With modern developments and recent advances it is now well established that breastfeeding not only plays an important role in the mental health of the offspring but also of the mother. However, this may not be as simple as transmission of mental characteristics through the milk as previously suggested. For mothers the act of breastfeeding promotes mental health in two ways. In terms of immediate effects, breastfeeding stimulates production of the hormone prolactin, which reinforces a sense of well-being and comfort towards the newborn. This builds a sense of pride in the mother about being able to nurture, provide for and sustain a life which helps boost self-confidence within her. Additionally a psychological bond is created between the mother and child, from which each participant derives a sense of belonging, security, and love. This helps the mother by reducing her stress thereby promoting better sleep, lowering depression and increasing her overall energy levels.

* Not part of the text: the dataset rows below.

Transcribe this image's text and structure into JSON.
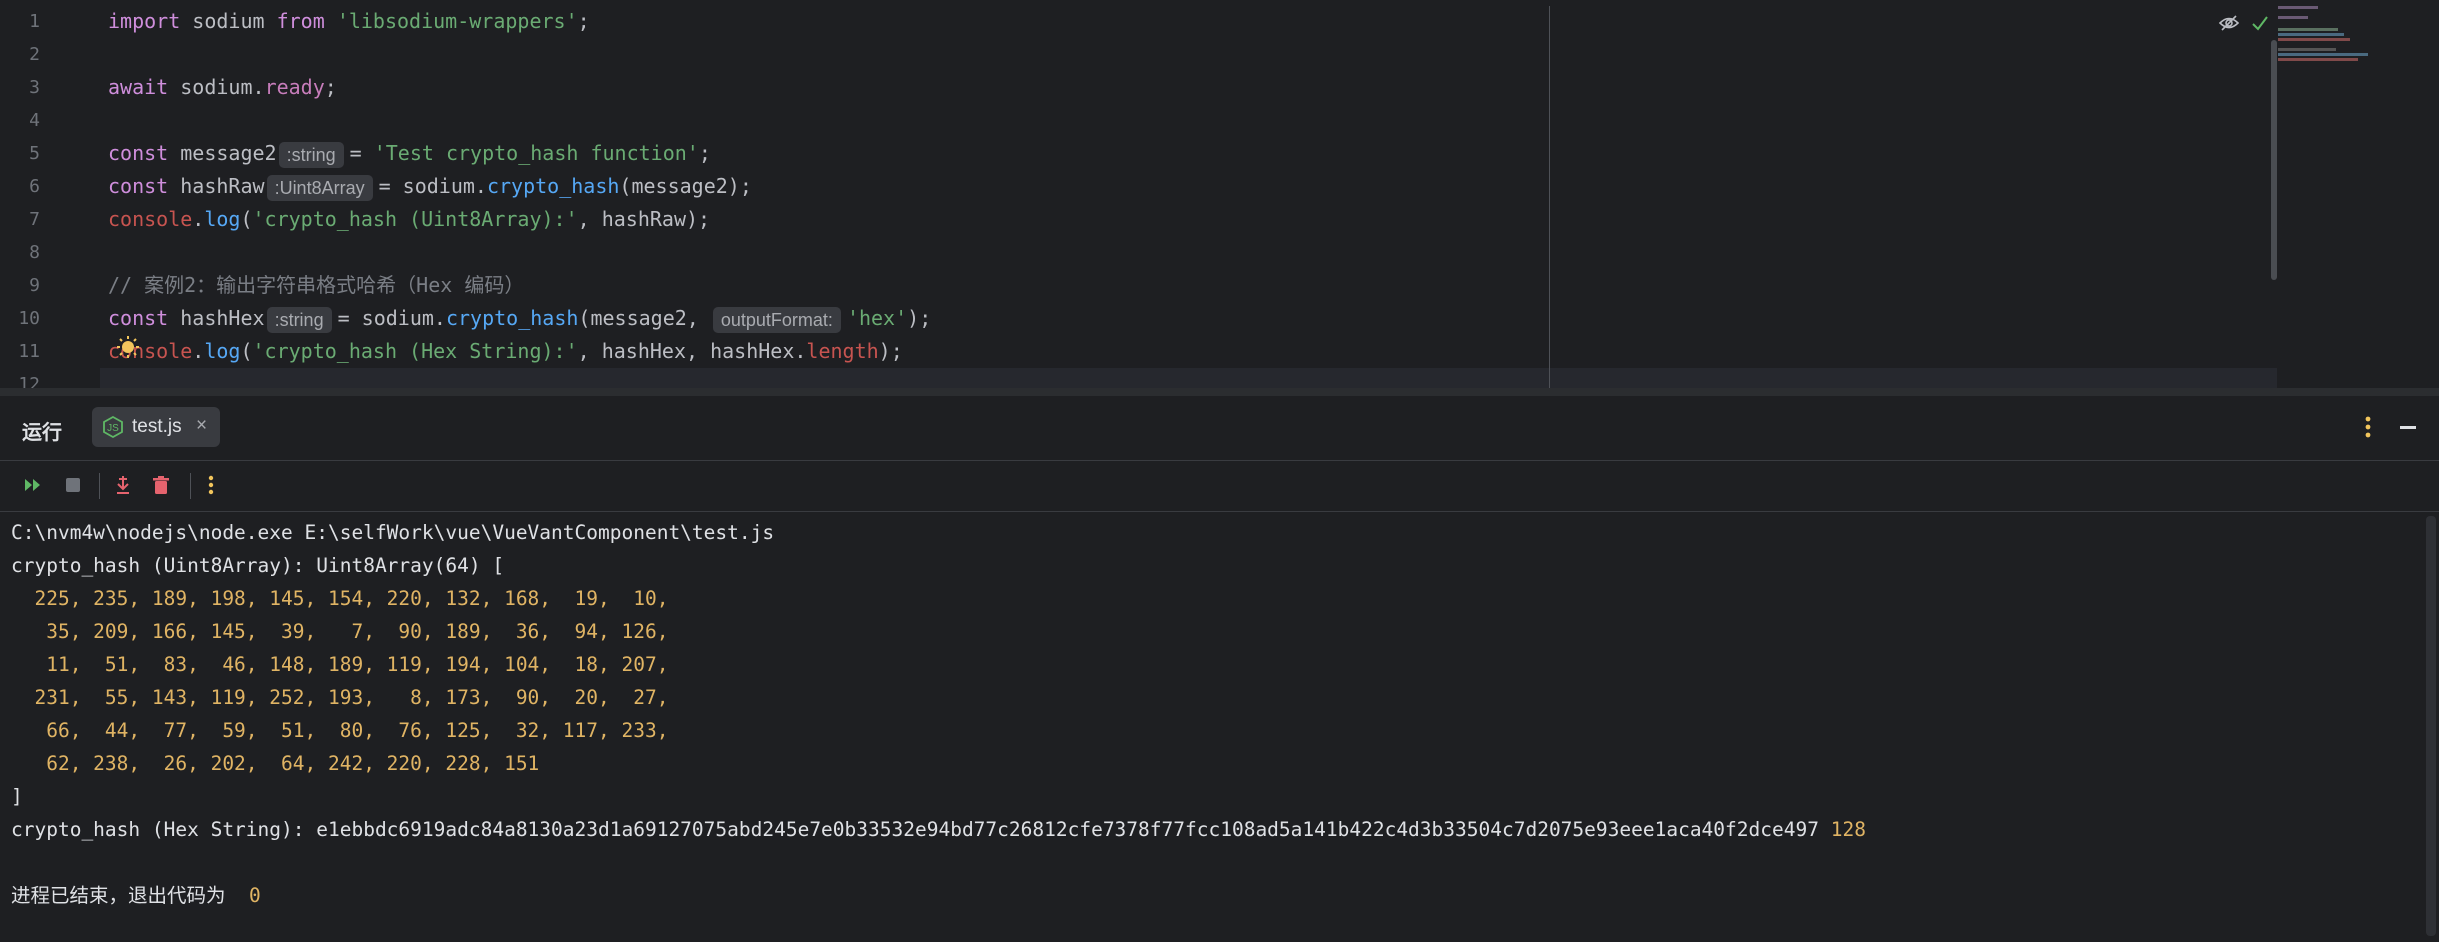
{
  "editor": {
    "lines": [
      {
        "n": "1",
        "parts": [
          [
            "kw",
            "import"
          ],
          [
            "",
            "sodium"
          ],
          [
            "kw",
            "from"
          ],
          [
            "str",
            "'libsodium-wrappers'"
          ],
          [
            "",
            ";"
          ]
        ]
      },
      {
        "n": "2",
        "parts": []
      },
      {
        "n": "3",
        "parts": [
          [
            "kw",
            "await"
          ],
          [
            "",
            "sodium."
          ],
          [
            "prop",
            "ready"
          ],
          [
            "",
            ";"
          ]
        ]
      },
      {
        "n": "4",
        "parts": []
      },
      {
        "n": "5",
        "parts": [
          [
            "kw",
            "const"
          ],
          [
            "",
            "message2"
          ],
          [
            "hint",
            ":string"
          ],
          [
            "",
            "= "
          ],
          [
            "str",
            "'Test crypto_hash function'"
          ],
          [
            "",
            ";"
          ]
        ]
      },
      {
        "n": "6",
        "parts": [
          [
            "kw",
            "const"
          ],
          [
            "",
            "hashRaw"
          ],
          [
            "hint",
            ":Uint8Array"
          ],
          [
            "",
            "= sodium."
          ],
          [
            "fn",
            "crypto_hash"
          ],
          [
            "",
            "(message2);"
          ]
        ]
      },
      {
        "n": "7",
        "parts": [
          [
            "console",
            "console"
          ],
          [
            "",
            "."
          ],
          [
            "fn",
            "log"
          ],
          [
            "",
            "("
          ],
          [
            "str",
            "'crypto_hash (Uint8Array):'"
          ],
          [
            "",
            ", hashRaw);"
          ]
        ]
      },
      {
        "n": "8",
        "parts": []
      },
      {
        "n": "9",
        "parts": [
          [
            "comment",
            "// 案例2：输出字符串格式哈希（Hex 编码）"
          ]
        ]
      },
      {
        "n": "10",
        "parts": [
          [
            "kw",
            "const"
          ],
          [
            "",
            "hashHex"
          ],
          [
            "hint",
            ":string"
          ],
          [
            "",
            "= sodium."
          ],
          [
            "fn",
            "crypto_hash"
          ],
          [
            "",
            "(message2, "
          ],
          [
            "hint",
            "outputFormat:"
          ],
          [
            "str",
            "'hex'"
          ],
          [
            "",
            ");"
          ]
        ]
      },
      {
        "n": "11",
        "parts": [
          [
            "console",
            "console"
          ],
          [
            "",
            "."
          ],
          [
            "fn",
            "log"
          ],
          [
            "",
            "("
          ],
          [
            "str",
            "'crypto_hash (Hex String):'"
          ],
          [
            "",
            ", hashHex, hashHex."
          ],
          [
            "length",
            "length"
          ],
          [
            "",
            ");"
          ]
        ]
      },
      {
        "n": "12",
        "parts": []
      }
    ]
  },
  "run_panel": {
    "title": "运行",
    "tab_label": "test.js",
    "tab_close": "×",
    "output": [
      {
        "cls": "",
        "text": "C:\\nvm4w\\nodejs\\node.exe E:\\selfWork\\vue\\VueVantComponent\\test.js"
      },
      {
        "cls": "",
        "text": "crypto_hash (Uint8Array): Uint8Array(64) ["
      },
      {
        "cls": "num",
        "text": "  225, 235, 189, 198, 145, 154, 220, 132, 168,  19,  10,"
      },
      {
        "cls": "num",
        "text": "   35, 209, 166, 145,  39,   7,  90, 189,  36,  94, 126,"
      },
      {
        "cls": "num",
        "text": "   11,  51,  83,  46, 148, 189, 119, 194, 104,  18, 207,"
      },
      {
        "cls": "num",
        "text": "  231,  55, 143, 119, 252, 193,   8, 173,  90,  20,  27,"
      },
      {
        "cls": "num",
        "text": "   66,  44,  77,  59,  51,  80,  76, 125,  32, 117, 233,"
      },
      {
        "cls": "num",
        "text": "   62, 238,  26, 202,  64, 242, 220, 228, 151"
      },
      {
        "cls": "",
        "text": "]"
      },
      {
        "cls": "",
        "text": "crypto_hash (Hex String): e1ebbdc6919adc84a8130a23d1a69127075abd245e7e0b33532e94bd77c26812cfe7378f77fcc108ad5a141b422c4d3b33504c7d2075e93eee1aca40f2dce497",
        "tail": "128"
      },
      {
        "cls": "",
        "text": ""
      },
      {
        "cls": "",
        "text": "进程已结束，退出代码为 ",
        "tail": "0"
      }
    ]
  },
  "colors": {
    "keyword": "#cf8edc",
    "string": "#6aab73",
    "function": "#56a8f5",
    "console": "#c75450",
    "number": "#e0b464"
  }
}
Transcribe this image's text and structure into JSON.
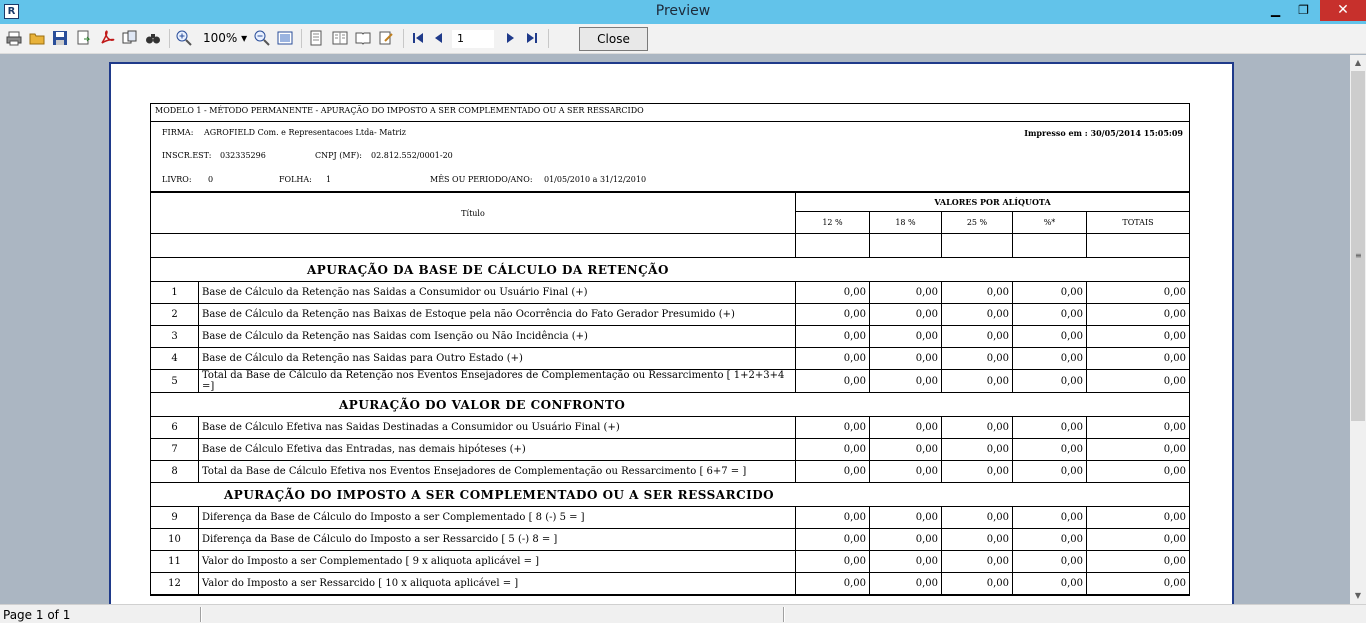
{
  "window": {
    "title": "Preview",
    "minimize": "▁",
    "maximize": "❐",
    "close": "✕"
  },
  "toolbar": {
    "zoom": "100%",
    "zoom_arrow": "▾",
    "page": "1",
    "close_label": "Close"
  },
  "status": {
    "page_text": "Page 1 of 1"
  },
  "report": {
    "header_title": "MODELO 1 - MÉTODO PERMANENTE - APURAÇÃO DO IMPOSTO A SER COMPLEMENTADO OU A SER RESSARCIDO",
    "firma_label": "FIRMA:",
    "firma_value": "AGROFIELD Com. e Representacoes Ltda- Matriz",
    "impresso": "Impresso em : 30/05/2014 15:05:09",
    "inscr_label": "INSCR.EST:",
    "inscr_value": "032335296",
    "cnpj_label": "CNPJ (MF):",
    "cnpj_value": "02.812.552/0001-20",
    "livro_label": "LIVRO:",
    "livro_value": "0",
    "folha_label": "FOLHA:",
    "folha_value": "1",
    "periodo_label": "MÊS OU PERIODO/ANO:",
    "periodo_value": "01/05/2010 a 31/12/2010",
    "titulo_label": "Título",
    "valores_label": "VALORES POR ALÍQUOTA",
    "columns": [
      "12 %",
      "18 %",
      "25 %",
      "%*",
      "TOTAIS"
    ],
    "sections": [
      {
        "title": "APURAÇÃO DA BASE DE CÁLCULO DA RETENÇÃO",
        "rows": [
          {
            "n": "1",
            "label": "Base de Cálculo da Retenção nas Saidas a Consumidor ou Usuário Final (+)",
            "v": [
              "0,00",
              "0,00",
              "0,00",
              "0,00",
              "0,00"
            ]
          },
          {
            "n": "2",
            "label": "Base de Cálculo da Retenção nas Baixas de Estoque pela não Ocorrência do Fato Gerador Presumido (+)",
            "v": [
              "0,00",
              "0,00",
              "0,00",
              "0,00",
              "0,00"
            ]
          },
          {
            "n": "3",
            "label": "Base de Cálculo da Retenção nas Saidas com Isenção ou Não Incidência (+)",
            "v": [
              "0,00",
              "0,00",
              "0,00",
              "0,00",
              "0,00"
            ]
          },
          {
            "n": "4",
            "label": "Base de Cálculo da Retenção nas Saidas para Outro Estado (+)",
            "v": [
              "0,00",
              "0,00",
              "0,00",
              "0,00",
              "0,00"
            ]
          },
          {
            "n": "5",
            "label": "Total da Base de Cálculo da Retenção nos Eventos Ensejadores de Complementação ou Ressarcimento [ 1+2+3+4 =]",
            "v": [
              "0,00",
              "0,00",
              "0,00",
              "0,00",
              "0,00"
            ]
          }
        ]
      },
      {
        "title": "APURAÇÃO DO VALOR DE CONFRONTO",
        "rows": [
          {
            "n": "6",
            "label": "Base de Cálculo Efetiva nas Saidas Destinadas a Consumidor ou Usuário Final (+)",
            "v": [
              "0,00",
              "0,00",
              "0,00",
              "0,00",
              "0,00"
            ]
          },
          {
            "n": "7",
            "label": "Base de Cálculo Efetiva das Entradas, nas demais hipóteses (+)",
            "v": [
              "0,00",
              "0,00",
              "0,00",
              "0,00",
              "0,00"
            ]
          },
          {
            "n": "8",
            "label": "Total da Base de Cálculo Efetiva nos Eventos Ensejadores de Complementação ou Ressarcimento [ 6+7 = ]",
            "v": [
              "0,00",
              "0,00",
              "0,00",
              "0,00",
              "0,00"
            ]
          }
        ]
      },
      {
        "title": "APURAÇÃO DO IMPOSTO A SER COMPLEMENTADO OU A SER RESSARCIDO",
        "rows": [
          {
            "n": "9",
            "label": "Diferença da Base de Cálculo do Imposto a ser Complementado [ 8 (-) 5 = ]",
            "v": [
              "0,00",
              "0,00",
              "0,00",
              "0,00",
              "0,00"
            ]
          },
          {
            "n": "10",
            "label": "Diferença da Base de Cálculo do Imposto a ser Ressarcido [ 5 (-) 8 = ]",
            "v": [
              "0,00",
              "0,00",
              "0,00",
              "0,00",
              "0,00"
            ]
          },
          {
            "n": "11",
            "label": "Valor do Imposto a ser Complementado [ 9 x aliquota aplicável = ]",
            "v": [
              "0,00",
              "0,00",
              "0,00",
              "0,00",
              "0,00"
            ]
          },
          {
            "n": "12",
            "label": "Valor do Imposto a ser Ressarcido [ 10 x aliquota aplicável = ]",
            "v": [
              "0,00",
              "0,00",
              "0,00",
              "0,00",
              "0,00"
            ]
          }
        ]
      }
    ]
  }
}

In the case of the infant, the results are more evident in later life. The results manifest through both the mechanism of physical bonding leading to emotional and hormonal responses, as well as through the physical constituents of the milk especially the hormone leptin which reduces stress in the newborns by acting on the hypothalamus, pituitary, adrenals and hippocampus. These manifest as a higher IQ, better control in reacting to adverse stimuli, and better resistance to the stress and anxiety resulting from parental separation events such as divorce. A study presented in the April 2010 issue of ‘The Journal of Pediatrics’ grouped childhood behavioral complaints into two groups: Internalizing (Social withdrawal, anxiety, depression etc.) and Externalizing (Delinquency and aggression). The study found that breastfed children scored lower in both areas. This is supportive to breastfeeding programs, considering that the higher the score the more problematic the child’s health. Taking into account the fact that around 20% of all children worldwide suffer from some sort of emotional or mental problem, it may be prudent to stress the importance of breastfeeding in mental health campaigns, since it is a simple but powerful solution to the problem.
In conclusion, breastfeeding promotes mental health in both the mother and the infant, the effects being protective and curative, and the results being both immediate and long-term. Thus it is crucial that the benefits of breastfeeding for the mother, the infant and in the long-term for the health systems are advocated to individuals, health-care providers and the society as a whole.